Background In opportunistic networks, there is no complete path between source and destination and all the nodes are in mobility. Opportunistic networks exploit the potential capability of existing mobile nodes, such as data forwarding without any preplanted infrastructures. In gradient-based routing, relay nodes are selected using a gradient value that leads to less assurance to reaching the destination. So finding the location of the relay node is an important criterion, which resolves to loop the packets within the network. Localization is one of the critical issues for handling emergency rescue message in opportunistic networks. Method In gradient-based localization, choose the best neighbor node that is near to the sink as a relay node. Nodes are two types in the network; they are anchor nodes and sensor nodes.

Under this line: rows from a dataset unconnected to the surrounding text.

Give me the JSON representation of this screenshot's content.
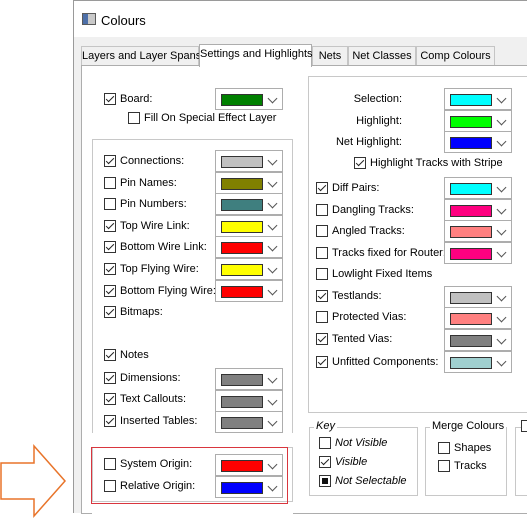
{
  "window": {
    "title": "Colours"
  },
  "tabs": [
    {
      "label": "Layers and Layer Spans"
    },
    {
      "label": "Settings and Highlights"
    },
    {
      "label": "Nets"
    },
    {
      "label": "Net Classes"
    },
    {
      "label": "Comp Colours"
    }
  ],
  "left": {
    "board": {
      "label": "Board:",
      "checked": true,
      "color": "#008000"
    },
    "fill_special": {
      "label": "Fill On Special Effect Layer",
      "checked": false
    },
    "items": [
      {
        "label": "Connections:",
        "checked": true,
        "color": "#c0c0c0"
      },
      {
        "label": "Pin Names:",
        "checked": false,
        "color": "#808000"
      },
      {
        "label": "Pin Numbers:",
        "checked": false,
        "color": "#3f7f7f"
      },
      {
        "label": "Top Wire Link:",
        "checked": true,
        "color": "#ffff00"
      },
      {
        "label": "Bottom Wire Link:",
        "checked": true,
        "color": "#ff0000"
      },
      {
        "label": "Top Flying Wire:",
        "checked": true,
        "color": "#ffff00"
      },
      {
        "label": "Bottom Flying Wire:",
        "checked": true,
        "color": "#ff0000"
      },
      {
        "label": "Bitmaps:",
        "checked": true
      }
    ],
    "items2": [
      {
        "label": "Notes",
        "checked": true
      },
      {
        "label": "Dimensions:",
        "checked": true,
        "color": "#808080"
      },
      {
        "label": "Text Callouts:",
        "checked": true,
        "color": "#808080"
      },
      {
        "label": "Inserted Tables:",
        "checked": true,
        "color": "#808080"
      }
    ],
    "origins": [
      {
        "label": "System Origin:",
        "checked": false,
        "color": "#ff0000"
      },
      {
        "label": "Relative Origin:",
        "checked": false,
        "color": "#0000ff"
      }
    ]
  },
  "right": {
    "highlights": [
      {
        "label": "Selection:",
        "color": "#00ffff"
      },
      {
        "label": "Highlight:",
        "color": "#00ff00"
      },
      {
        "label": "Net Highlight:",
        "color": "#0000ff"
      }
    ],
    "stripe": {
      "label": "Highlight Tracks with Stripe",
      "checked": true
    },
    "items": [
      {
        "label": "Diff Pairs:",
        "checked": true,
        "color": "#00ffff"
      },
      {
        "label": "Dangling Tracks:",
        "checked": false,
        "color": "#ff0080"
      },
      {
        "label": "Angled Tracks:",
        "checked": false,
        "color": "#ff8080"
      },
      {
        "label": "Tracks fixed for Router:",
        "checked": false,
        "color": "#ff0080"
      },
      {
        "label": "Lowlight Fixed Items",
        "checked": false
      },
      {
        "label": "Testlands:",
        "checked": true,
        "color": "#c0c0c0"
      },
      {
        "label": "Protected Vias:",
        "checked": false,
        "color": "#ff8080"
      },
      {
        "label": "Tented Vias:",
        "checked": true,
        "color": "#808080"
      },
      {
        "label": "Unfitted Components:",
        "checked": true,
        "color": "#a0d0d0"
      }
    ]
  },
  "key": {
    "title": "Key",
    "items": [
      {
        "label": "Not Visible",
        "state": "unchecked"
      },
      {
        "label": "Visible",
        "state": "checked"
      },
      {
        "label": "Not Selectable",
        "state": "filled"
      }
    ]
  },
  "merge": {
    "title": "Merge Colours",
    "items": [
      {
        "label": "Shapes",
        "checked": false
      },
      {
        "label": "Tracks",
        "checked": false
      }
    ]
  },
  "accents": {
    "annotation_red": "#d9363e",
    "arrow_orange": "#e8742a"
  }
}
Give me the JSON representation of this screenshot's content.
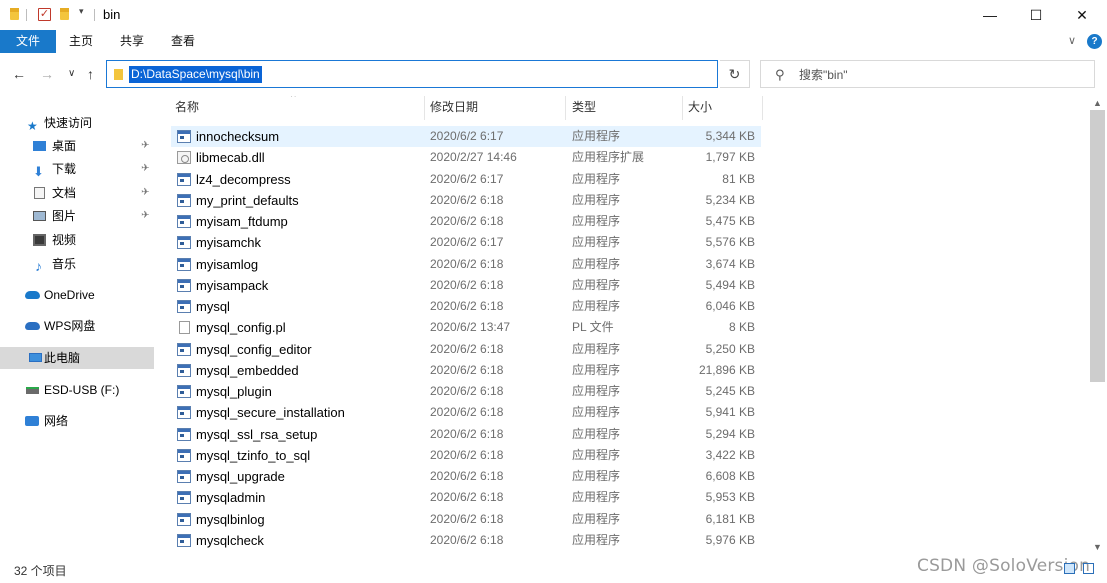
{
  "window": {
    "title": "bin",
    "minimize_glyph": "—",
    "maximize_glyph": "☐",
    "close_glyph": "✕"
  },
  "ribbon": {
    "tabs": [
      "文件",
      "主页",
      "共享",
      "查看"
    ],
    "expand_glyph": "∨",
    "help_glyph": "?"
  },
  "nav": {
    "back_glyph": "←",
    "forward_glyph": "→",
    "recent_glyph": "∨",
    "up_glyph": "↑",
    "refresh_glyph": "↻",
    "address": "D:\\DataSpace\\mysql\\bin",
    "address_drop_glyph": "∨",
    "search_glyph": "⚲",
    "search_placeholder": "搜索\"bin\""
  },
  "sidebar": {
    "items": [
      {
        "label": "快速访问",
        "icon": "star-icon"
      },
      {
        "label": "桌面",
        "icon": "desktop-icon",
        "pinned": true
      },
      {
        "label": "下载",
        "icon": "download-icon",
        "pinned": true
      },
      {
        "label": "文档",
        "icon": "document-icon",
        "pinned": true
      },
      {
        "label": "图片",
        "icon": "picture-icon",
        "pinned": true
      },
      {
        "label": "视频",
        "icon": "video-icon"
      },
      {
        "label": "音乐",
        "icon": "music-icon"
      },
      {
        "label": "OneDrive",
        "icon": "cloud-icon"
      },
      {
        "label": "WPS网盘",
        "icon": "cloud-drive-icon"
      },
      {
        "label": "此电脑",
        "icon": "computer-icon",
        "selected": true
      },
      {
        "label": "ESD-USB (F:)",
        "icon": "usb-drive-icon"
      },
      {
        "label": "网络",
        "icon": "network-icon"
      }
    ],
    "pin_glyph": "📌"
  },
  "columns": {
    "name": "名称",
    "date": "修改日期",
    "type": "类型",
    "size": "大小",
    "sort_glyph": "^"
  },
  "files": [
    {
      "name": "innochecksum",
      "date": "2020/6/2 6:17",
      "type": "应用程序",
      "size": "5,344 KB",
      "icon": "exe"
    },
    {
      "name": "libmecab.dll",
      "date": "2020/2/27 14:46",
      "type": "应用程序扩展",
      "size": "1,797 KB",
      "icon": "dll"
    },
    {
      "name": "lz4_decompress",
      "date": "2020/6/2 6:17",
      "type": "应用程序",
      "size": "81 KB",
      "icon": "exe"
    },
    {
      "name": "my_print_defaults",
      "date": "2020/6/2 6:18",
      "type": "应用程序",
      "size": "5,234 KB",
      "icon": "exe"
    },
    {
      "name": "myisam_ftdump",
      "date": "2020/6/2 6:18",
      "type": "应用程序",
      "size": "5,475 KB",
      "icon": "exe"
    },
    {
      "name": "myisamchk",
      "date": "2020/6/2 6:17",
      "type": "应用程序",
      "size": "5,576 KB",
      "icon": "exe"
    },
    {
      "name": "myisamlog",
      "date": "2020/6/2 6:18",
      "type": "应用程序",
      "size": "3,674 KB",
      "icon": "exe"
    },
    {
      "name": "myisampack",
      "date": "2020/6/2 6:18",
      "type": "应用程序",
      "size": "5,494 KB",
      "icon": "exe"
    },
    {
      "name": "mysql",
      "date": "2020/6/2 6:18",
      "type": "应用程序",
      "size": "6,046 KB",
      "icon": "exe"
    },
    {
      "name": "mysql_config.pl",
      "date": "2020/6/2 13:47",
      "type": "PL 文件",
      "size": "8 KB",
      "icon": "doc"
    },
    {
      "name": "mysql_config_editor",
      "date": "2020/6/2 6:18",
      "type": "应用程序",
      "size": "5,250 KB",
      "icon": "exe"
    },
    {
      "name": "mysql_embedded",
      "date": "2020/6/2 6:18",
      "type": "应用程序",
      "size": "21,896 KB",
      "icon": "exe"
    },
    {
      "name": "mysql_plugin",
      "date": "2020/6/2 6:18",
      "type": "应用程序",
      "size": "5,245 KB",
      "icon": "exe"
    },
    {
      "name": "mysql_secure_installation",
      "date": "2020/6/2 6:18",
      "type": "应用程序",
      "size": "5,941 KB",
      "icon": "exe"
    },
    {
      "name": "mysql_ssl_rsa_setup",
      "date": "2020/6/2 6:18",
      "type": "应用程序",
      "size": "5,294 KB",
      "icon": "exe"
    },
    {
      "name": "mysql_tzinfo_to_sql",
      "date": "2020/6/2 6:18",
      "type": "应用程序",
      "size": "3,422 KB",
      "icon": "exe"
    },
    {
      "name": "mysql_upgrade",
      "date": "2020/6/2 6:18",
      "type": "应用程序",
      "size": "6,608 KB",
      "icon": "exe"
    },
    {
      "name": "mysqladmin",
      "date": "2020/6/2 6:18",
      "type": "应用程序",
      "size": "5,953 KB",
      "icon": "exe"
    },
    {
      "name": "mysqlbinlog",
      "date": "2020/6/2 6:18",
      "type": "应用程序",
      "size": "6,181 KB",
      "icon": "exe"
    },
    {
      "name": "mysqlcheck",
      "date": "2020/6/2 6:18",
      "type": "应用程序",
      "size": "5,976 KB",
      "icon": "exe"
    }
  ],
  "status": {
    "item_count": "32 个项目"
  },
  "watermark": "CSDN @SoloVersion",
  "colors": {
    "accent": "#1979ca",
    "selection": "#0a64d6",
    "row_highlight": "#e5f3ff",
    "nav_selected": "#d9d9d9"
  }
}
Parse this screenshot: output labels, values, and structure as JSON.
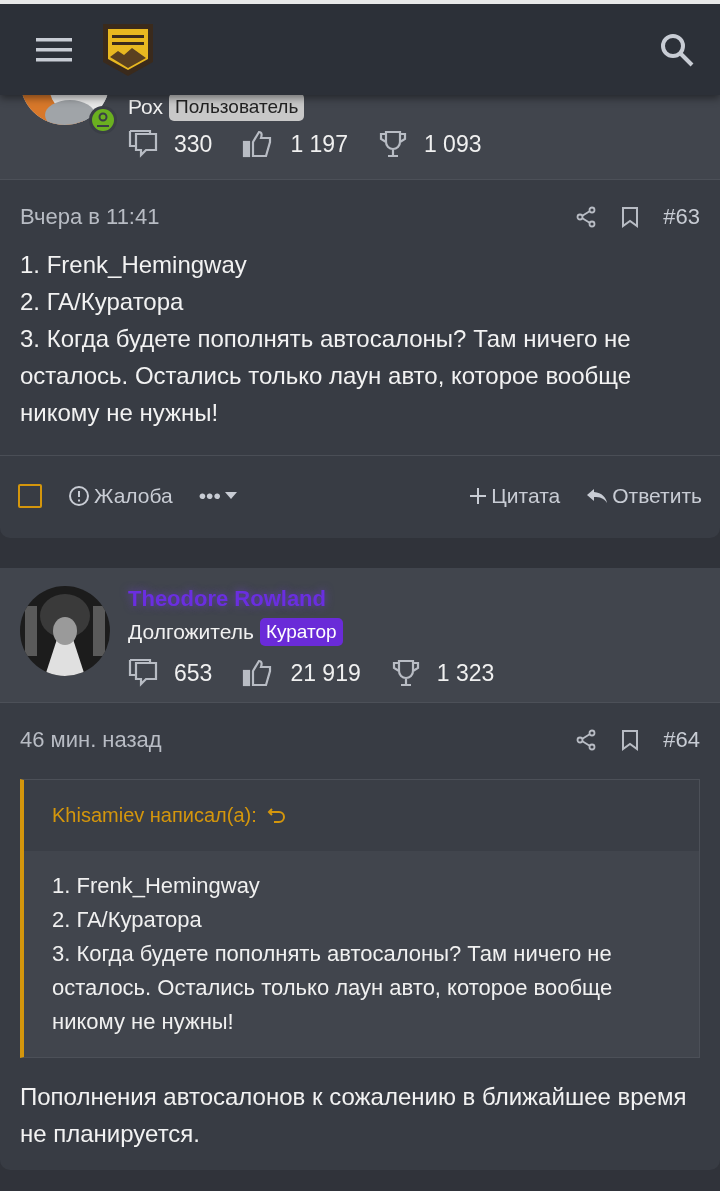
{
  "posts": [
    {
      "author": {
        "title": "Рох",
        "badge": {
          "text": "Пользователь",
          "color": "#c8c8c8"
        },
        "online": true
      },
      "stats": {
        "messages": "330",
        "likes": "1 197",
        "points": "1 093"
      },
      "date": "Вчера в 11:41",
      "number": "#63",
      "body": [
        "1. Frenk_Hemingway",
        "2. ГА/Куратора",
        "3. Когда будете пополнять автосалоны? Там ничего не осталось. Остались только лаун авто, которое вообще никому не нужны!"
      ],
      "actions": {
        "select_checked": false,
        "report": "Жалоба",
        "more": "•••",
        "quote": "Цитата",
        "reply": "Ответить"
      }
    },
    {
      "author": {
        "name": "Theodore Rowland",
        "title": "Долгожитель",
        "badge": {
          "text": "Куратор",
          "color": "#6a2bd8"
        },
        "online": false
      },
      "stats": {
        "messages": "653",
        "likes": "21 919",
        "points": "1 323"
      },
      "date": "46 мин. назад",
      "number": "#64",
      "quote": {
        "author": "Khisamiev написал(а):",
        "lines": [
          "1. Frenk_Hemingway",
          "2. ГА/Куратора",
          "3. Когда будете пополнять автосалоны? Там ничего не осталось. Остались только лаун авто, которое вообще никому не нужны!"
        ]
      },
      "body": [
        "Пополнения автосалонов к сожалению в ближайшее время не планируется."
      ]
    }
  ]
}
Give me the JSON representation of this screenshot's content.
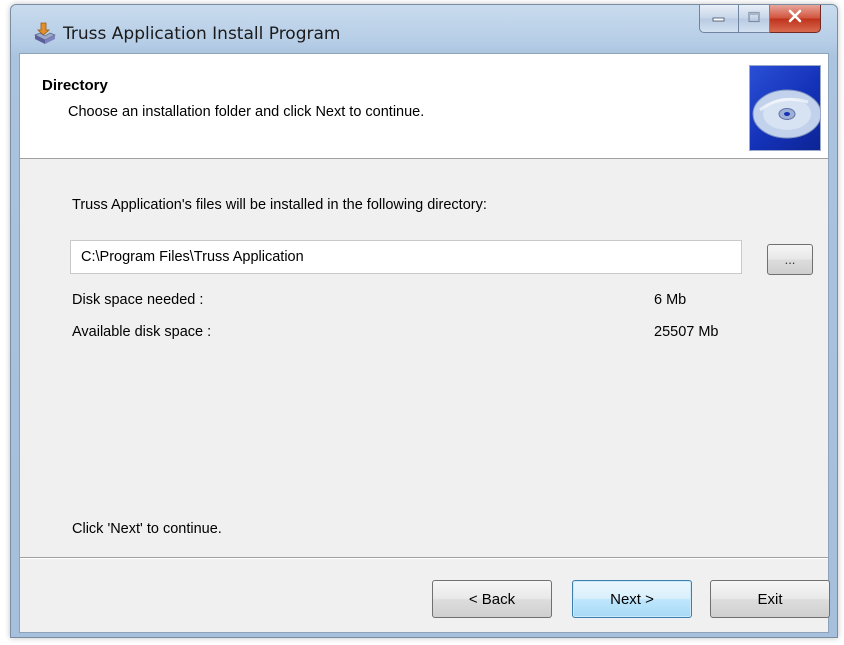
{
  "window": {
    "title": "Truss Application Install Program"
  },
  "header": {
    "title": "Directory",
    "subtitle": "Choose an installation folder and click Next to continue."
  },
  "main": {
    "intro": "Truss Application's files will be installed in the following directory:",
    "path_value": "C:\\Program Files\\Truss Application",
    "browse_label": "...",
    "disk_needed_label": "Disk space needed :",
    "disk_needed_value": "6 Mb",
    "disk_available_label": "Available disk space :",
    "disk_available_value": "25507 Mb",
    "footer": "Click 'Next' to continue."
  },
  "buttons": {
    "back": "< Back",
    "next": "Next >",
    "exit": "Exit"
  },
  "icons": {
    "app": "installer-box-icon",
    "header": "cd-disc-icon",
    "minimize": "minimize-icon",
    "maximize": "maximize-icon",
    "close": "close-icon"
  },
  "colors": {
    "titlebar": "#b5cde6",
    "close_button": "#c0331c",
    "header_image": "#1432b8",
    "dialog_bg": "#f0f0f0",
    "default_button": "#bee6fd"
  }
}
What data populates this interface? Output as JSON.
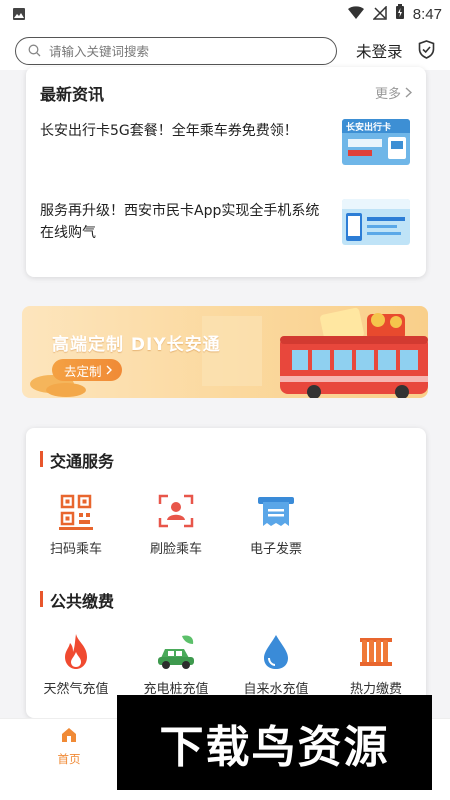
{
  "status_bar": {
    "time": "8:47",
    "icons": [
      "image-icon",
      "wifi-icon",
      "no-signal-icon",
      "battery-charging-icon"
    ]
  },
  "header": {
    "search_placeholder": "请输入关键词搜索",
    "login_label": "未登录",
    "shield_icon": "shield-check-icon"
  },
  "news": {
    "title": "最新资讯",
    "more_label": "更多",
    "items": [
      {
        "text": "长安出行卡5G套餐！全年乘车券免费领！",
        "thumb": "news-thumb-5g-card"
      },
      {
        "text": "服务再升级！西安市民卡App实现全手机系统在线购气",
        "thumb": "news-thumb-app"
      }
    ]
  },
  "banner": {
    "title": "高端定制 DIY长安通",
    "button_label": "去定制",
    "colors": {
      "bg": "#fbd99f",
      "button": "#f08a36"
    }
  },
  "transport": {
    "title": "交通服务",
    "items": [
      {
        "label": "扫码乘车",
        "icon": "qr-code-icon"
      },
      {
        "label": "刷脸乘车",
        "icon": "face-scan-icon"
      },
      {
        "label": "电子发票",
        "icon": "invoice-icon"
      }
    ]
  },
  "payments": {
    "title": "公共缴费",
    "items": [
      {
        "label": "天然气充值",
        "icon": "flame-icon"
      },
      {
        "label": "充电桩充值",
        "icon": "electric-car-icon"
      },
      {
        "label": "自来水充值",
        "icon": "water-drop-icon"
      },
      {
        "label": "热力缴费",
        "icon": "radiator-icon"
      }
    ]
  },
  "bottom_nav": {
    "home_label": "首页"
  },
  "watermark": {
    "text": "下载鸟资源"
  },
  "colors": {
    "accent": "#f08a36",
    "section_bar": "#e8562c"
  }
}
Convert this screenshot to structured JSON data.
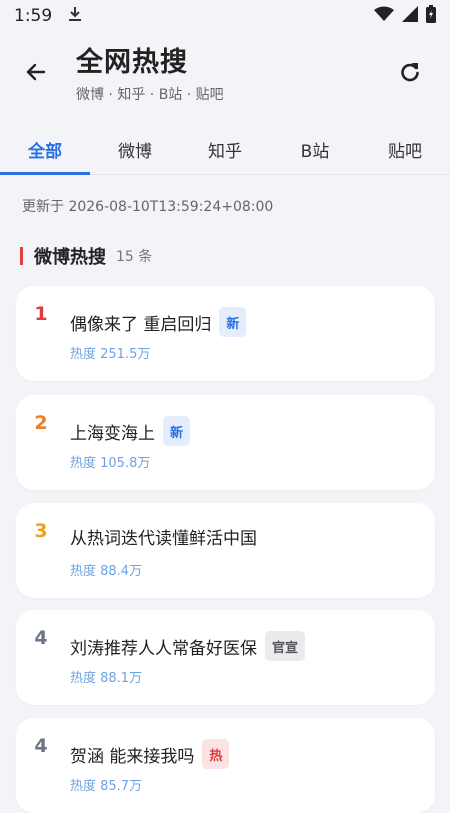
{
  "status_bar": {
    "time": "1:59",
    "download_icon": "download-icon",
    "wifi_icon": "wifi-icon",
    "signal_icon": "signal-icon",
    "battery_icon": "battery-icon"
  },
  "header": {
    "title": "全网热搜",
    "subtitle": "微博 · 知乎 · B站 · 贴吧",
    "back_icon": "arrow-left-icon",
    "refresh_icon": "refresh-icon"
  },
  "tabs": [
    {
      "label": "全部",
      "active": true
    },
    {
      "label": "微博",
      "active": false
    },
    {
      "label": "知乎",
      "active": false
    },
    {
      "label": "B站",
      "active": false
    },
    {
      "label": "贴吧",
      "active": false
    }
  ],
  "updated_text": "更新于 2026-08-10T13:59:24+08:00",
  "section": {
    "title": "微博热搜",
    "count": "15 条"
  },
  "items": [
    {
      "rank": "1",
      "title": "偶像来了 重启回归",
      "badge": "新",
      "hot": "热度 251.5万"
    },
    {
      "rank": "2",
      "title": "上海变海上",
      "badge": "新",
      "hot": "热度 105.8万"
    },
    {
      "rank": "3",
      "title": "从热词迭代读懂鲜活中国",
      "badge": "",
      "hot": "热度 88.4万"
    },
    {
      "rank": "4",
      "title": "刘涛推荐人人常备好医保",
      "badge": "官宣",
      "hot": "热度 88.1万"
    },
    {
      "rank": "4",
      "title": "贺涵 能来接我吗",
      "badge": "热",
      "hot": "热度 85.7万"
    }
  ],
  "colors": {
    "accent": "#2b6fe6",
    "rank1": "#e0393e",
    "rank2": "#ef7d22",
    "rank3": "#f0a21e",
    "rank_default": "#6b7585",
    "badge_new_bg": "#e3edfb",
    "badge_new_fg": "#2b6fe6",
    "badge_official_bg": "#e9ebef",
    "badge_official_fg": "#555555",
    "badge_hot_bg": "#fbe3e4",
    "badge_hot_fg": "#e0393e"
  }
}
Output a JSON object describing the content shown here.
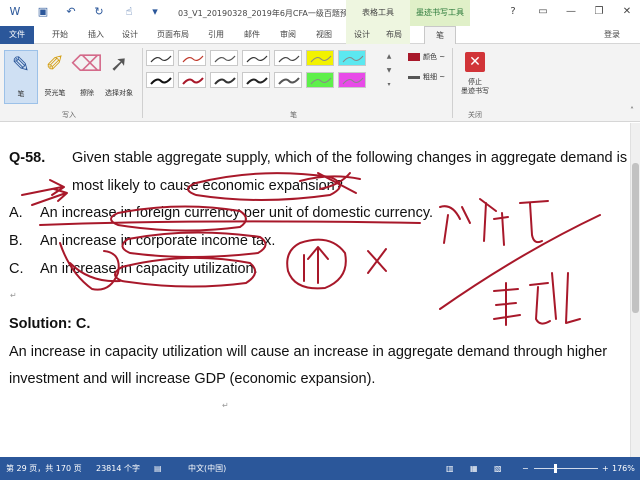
{
  "window": {
    "title": "03_V1_20190328_2019年6月CFA一级百题预...",
    "context_tab_group_1": "表格工具",
    "context_tab_group_2": "墨迹书写工具"
  },
  "tabs": {
    "file": "文件",
    "items": [
      "开始",
      "插入",
      "设计",
      "页面布局",
      "引用",
      "邮件",
      "审阅",
      "视图",
      "设计",
      "布局",
      "笔"
    ],
    "login": "登录"
  },
  "ribbon": {
    "tools": {
      "pen": "笔",
      "highlighter": "荧光笔",
      "eraser": "擦除",
      "select": "选择对象"
    },
    "group_write": "写入",
    "group_pens": "笔",
    "group_close": "关闭",
    "color_label": "颜色 ~",
    "thickness_label": "粗细 ~",
    "stop_label_1": "停止",
    "stop_label_2": "墨迹书写",
    "colors": {
      "accent": "#2b579a",
      "ink_red": "#a8182a",
      "highlight_yellow": "#f2f200",
      "highlight_cyan": "#5ce8f0",
      "highlight_green": "#5ef04a",
      "highlight_magenta": "#e84ae8",
      "stop_red": "#d13438"
    }
  },
  "document": {
    "question_number": "Q-58.",
    "question_line1": "Given stable aggregate supply, which of the following changes in aggregate demand is",
    "question_line2": "most likely to cause economic expansion?",
    "options": [
      {
        "letter": "A.",
        "text": "An increase in foreign currency per unit of domestic currency."
      },
      {
        "letter": "B.",
        "text": "An increase in corporate income tax."
      },
      {
        "letter": "C.",
        "text": "An increase in capacity utilization."
      }
    ],
    "solution_label": "Solution: C.",
    "solution_line1": "An increase in capacity utilization will cause an increase in aggregate demand through higher",
    "solution_line2": "investment and will increase GDP (economic expansion)."
  },
  "status": {
    "page": "第 29 页，共 170 页",
    "words": "23814 个字",
    "language": "中文(中国)",
    "zoom": "176%",
    "zoom_minus": "−",
    "zoom_plus": "+"
  }
}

Anchor node is equipped with GPS receiver, and sensor nodes are randomly deployed in canvas. Anchor position is considered as a reference, and in turn sensor nodes position is computed using a hybrid approach. Hybrid approach maps the anchor node coordinates, ToT (time of transmission), AoA (angle of arrival), and ToA (time of arrival) into a Cartesian plane in order to localize the sensor node position. After finding the sensor position, the relay node selection was based on near to the sink, which maximizes the emergency message discrimination toward the sink. Results Proposed localization and relay node selection were extensively simulated in OMNeT++. The simulation profile consists of 20 anchor nodes and 30 sensor nodes in the considered terrain dimension. The simulation result shows that the performance metric such as a Packet Delivery Ratio, throughput, and End-to-End Delay is enhanced and compared with existing gradient-based approach. This proposed scheme is most suitable for dissemination of a rescue message with least delay during emergency cases such as floods, volcano, and earthquake scenario.